23 de novembro de 2022 às 16:00
Chicotes, cabrestos, camisolões e alfaias
Outro dia, conversava com a escritora Yedda Pereira dos Santos, amiga friburguense que revisito com regularidade bissexta, e ela me explicava, com a sábia candura de quem os anos alimentaram da necessária paciência aos nossos usos e costumes, que o público leitor é, em última instância, o grande responsável pela enxurrada de péssimos articulistas que abunda na imprensa brasileira, pois toda vez que um bom escritor reinvindica a justa remuneração por sua pena, basta aos empresários do setor substituí-lo no dia seguinte por um cabeça-de-bagre dos muitos que se amontoam, por puro oportunismo exibicionista, à sua porta, independentemente de qualquer remuneração. "E o público aceita, aceita qualquer porcaria, não compara, não exige qualidade. E, assim, vamos que vamos..."
Claro que falávamos daquela imprensa que o decano Villas-Bôas Corrêa define como "o delicioso jornal de província", mas creio mesmo que a observação de Yedda é extensiva e toca o nervo exposto do temperamento brasileiro: sua tolerância excessiva, às raias da complacência, quando não da condescendência criminosa (artigo 320 do nosso código penal) com tudo e qualquer coisa que nos enfiem goela abaixo - ou nos derramem reto adentro - e que simplesmente aceitamos, sem chiar nem estrilar, pois uma das regras de ouro (não escrita) da sociedade patriarcal brasileira é justamente aquela expressa no ditado popular bom cabrito não berra. Um erro!

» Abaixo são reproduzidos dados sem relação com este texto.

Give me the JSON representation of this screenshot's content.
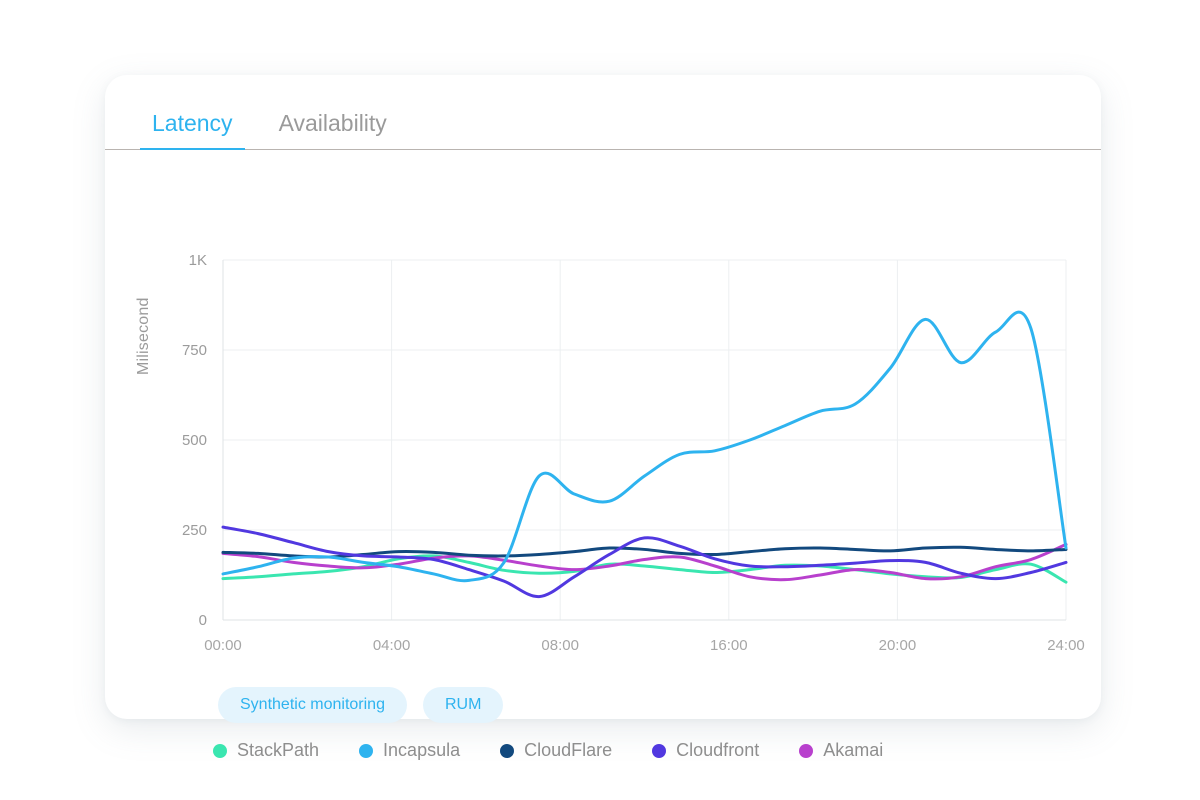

Recordo-me aqui de um incidente de juventude com um trocador de ônibus, de quem exigi cinco centavos de troco e ele, muito contrariado, acedeu com a seguinte asseveração em tom de reprovação moral: A gente deve criar caso por muita coisa, jovem, não por pouca. Outro erro!
Creio que se estrilássemos, chiássemos, berrássemos e criássemos caso por tudo que se parece pouco ou insignificante - como os cinco centavos de um passageiro à razão de, digamos, um milhão de passageiros/dia nos meios de transportes coletivos cariocas - muita presepada (lesiva) deixaria de acontecer neste país e os espertalhões que nos governam perderiam em fração de segundos o seu aparentemente inesgotável poder de ilusão. Porque, em verdade, não são eles que nos iludem - o truque do trocador, por exemplo, falhou comigo e subtraí sua féria extra - mas somos nós que desejamos ardentemente (e bota ardência nisso!) nos iludir por todo o tempo.
Apenas o traço característico de sado-masoquismo do caráter nacional explica suficientemente a razão para um povo de índole generosa cair, tão facilmente e de boca, na esparrela secular da mais espúria subserviência mental. E braçal, é lógico... que à primeira sucede invariavelmente a segunda.
Não é meu objetivo, porém, denegrir ou embranquecer um povo tão fantástico como o pardo tropical e sua ternura açucareira, tataravó do biocombustível. Meu objetivo é repisar e percutir a observação de Yedda, enfatizando a nossa imensa responsabilidade, não só diante da imprensa livre desse país (por vezes, livre de critério ou simancol, caso daquele rapaz que tartamudeia na quarta ou quinta página de O Globo) mas, principalmente, diante das instâncias democráticas para onde devemos carrear, indefectivelmente, a nossa pressão, o nosso protesto, o nosso boicote, o nosso voto de censura, a nossa moção de apoio e tudo mais que nos faculta o exercício pacífico e fidalgo de nossos direitos e obrigações civis.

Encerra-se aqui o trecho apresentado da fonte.